In Singapore, one of the first places hit by coronavirus, detectives are tracking down potential positive cases to try to stay one step ahead of the virus. How did they do this and is it too late for the rest of the world?

In mid-January, a group of 20 tourists from the Chinese city of Guangxi arrived in Singapore for Chinese New Year. They visited some of its most glamorous sights.

Also on their itinerary was a non-descript traditional Chinese medicine shop, selling crocodile oil and herbal products. The shop is popular with mainland tourists.

They were served by a dedicated saleswoman who showed them various products, even massaging medicated oil on their arms. The Chinese group finished the tour and went home.

But they had left something behind.

Medicine shop

At that point, the 18 coronavirus cases in Singapore had only been found in arrivals from mainland China.

But on 4 February, Singapore's government reported that the virus had spread into the local community - and the Yong Thai Hang Chinese medicine shop was its first cluster, with a local tour guide and that enthusiastic saleswoman falling ill.

An exterior view shows a health products shop, where two women who contracted the novel coronavirus worked, in Singapore on February 4, 2020. - Singapore on February 4 announced the first local transmissions of the deadly coronavirus from China as a major aviation conference was scrapped due to the escalating health scare.
Image copyright ROSLAN RAHMANAn outbreak began at a health shop

From that one shopping trip, nine people became infected, including the saleswoman's husband, her six-month-old baby and their Indonesian domestic helper.
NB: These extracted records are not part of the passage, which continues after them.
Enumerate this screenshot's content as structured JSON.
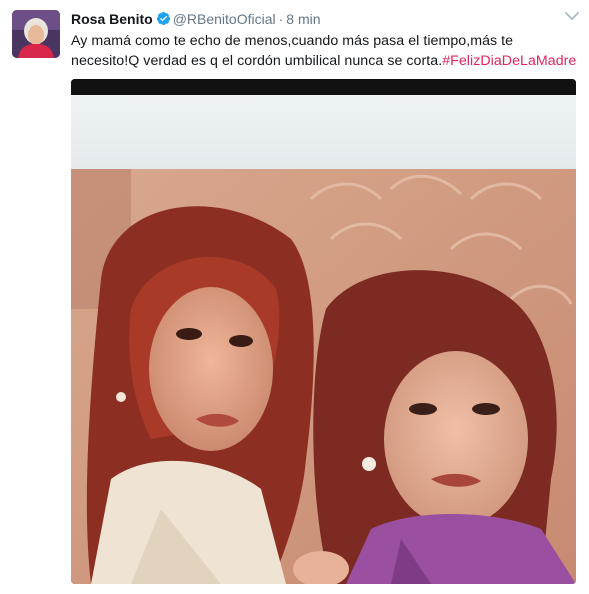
{
  "tweet": {
    "author_name": "Rosa Benito",
    "handle": "@RBenitoOficial",
    "separator": "·",
    "time": "8 min",
    "text_line1": "Ay mamá como te echo de menos,cuando más pasa el tiempo,más te",
    "text_line2": "necesito!Q verdad es q el cordón umbilical nunca se corta.",
    "hashtag": "#FelizDiaDeLaMadre"
  },
  "colors": {
    "verified_blue": "#1da1f2",
    "hashtag": "#e0245e",
    "secondary_text": "#657786"
  },
  "icons": {
    "verified": "verified-badge-icon",
    "more": "chevron-down-icon"
  }
}
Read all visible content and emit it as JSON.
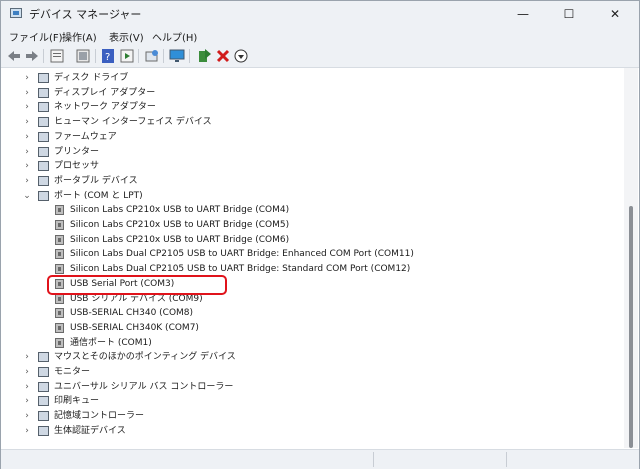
{
  "window": {
    "title": "デバイス マネージャー",
    "minimize": "—",
    "maximize": "☐",
    "close": "✕"
  },
  "menu": [
    {
      "label": "ファイル(F)"
    },
    {
      "label": "操作(A)"
    },
    {
      "label": "表示(V)"
    },
    {
      "label": "ヘルプ(H)"
    }
  ],
  "toolbar": {
    "buttons": [
      "back-arrow-icon",
      "forward-arrow-icon",
      "properties-icon",
      "view-icon",
      "help-icon",
      "list-icon",
      "scan-hardware-icon",
      "monitor-icon",
      "add-driver-icon",
      "uninstall-icon",
      "download-icon"
    ]
  },
  "tree": {
    "categories_top": [
      {
        "label": "ディスク ドライブ",
        "icon": "disk-drive-icon"
      },
      {
        "label": "ディスプレイ アダプター",
        "icon": "display-adapter-icon"
      },
      {
        "label": "ネットワーク アダプター",
        "icon": "network-adapter-icon"
      },
      {
        "label": "ヒューマン インターフェイス デバイス",
        "icon": "hid-icon"
      },
      {
        "label": "ファームウェア",
        "icon": "firmware-icon"
      },
      {
        "label": "プリンター",
        "icon": "printer-icon"
      },
      {
        "label": "プロセッサ",
        "icon": "processor-icon"
      },
      {
        "label": "ポータブル デバイス",
        "icon": "portable-device-icon"
      }
    ],
    "ports": {
      "label": "ポート (COM と LPT)",
      "children": [
        {
          "label": "Silicon Labs CP210x USB to UART Bridge (COM4)"
        },
        {
          "label": "Silicon Labs CP210x USB to UART Bridge (COM5)"
        },
        {
          "label": "Silicon Labs CP210x USB to UART Bridge (COM6)"
        },
        {
          "label": "Silicon Labs Dual CP2105 USB to UART Bridge: Enhanced COM Port (COM11)"
        },
        {
          "label": "Silicon Labs Dual CP2105 USB to UART Bridge: Standard COM Port (COM12)"
        },
        {
          "label": "USB Serial Port (COM3)"
        },
        {
          "label": "USB シリアル デバイス (COM9)"
        },
        {
          "label": "USB-SERIAL CH340 (COM8)"
        },
        {
          "label": "USB-SERIAL CH340K (COM7)"
        },
        {
          "label": "通信ポート (COM1)"
        }
      ]
    },
    "categories_bottom": [
      {
        "label": "マウスとそのほかのポインティング デバイス",
        "icon": "mouse-icon"
      },
      {
        "label": "モニター",
        "icon": "monitor-icon"
      },
      {
        "label": "ユニバーサル シリアル バス コントローラー",
        "icon": "usb-controller-icon"
      },
      {
        "label": "印刷キュー",
        "icon": "print-queue-icon"
      },
      {
        "label": "記憶域コントローラー",
        "icon": "storage-controller-icon"
      },
      {
        "label": "生体認証デバイス",
        "icon": "biometric-icon"
      }
    ]
  },
  "colors": {
    "highlight": "#e0131b",
    "chrome": "#eef1f5"
  }
}
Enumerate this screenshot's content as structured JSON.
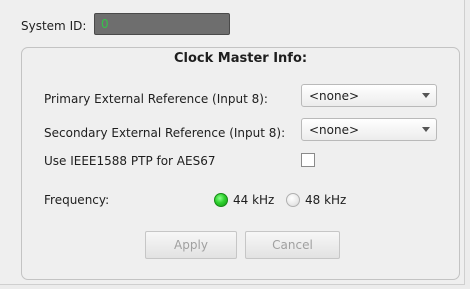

Two other staff members also caught it.

They have now recovered, but it could have been much worse if Singapore didn't have a sophisticated and extensive contact tracing programme, which follows the chain of the virus from one person to the next, identifying and isolating those people - and all their close contacts - before they can spread the virus further.

"We would have ended up like Wuhan," says Leong Hoe Nam, an infectious diseases specialist at the Mount Elizabeth Novena hospital and a Singapore government advisor.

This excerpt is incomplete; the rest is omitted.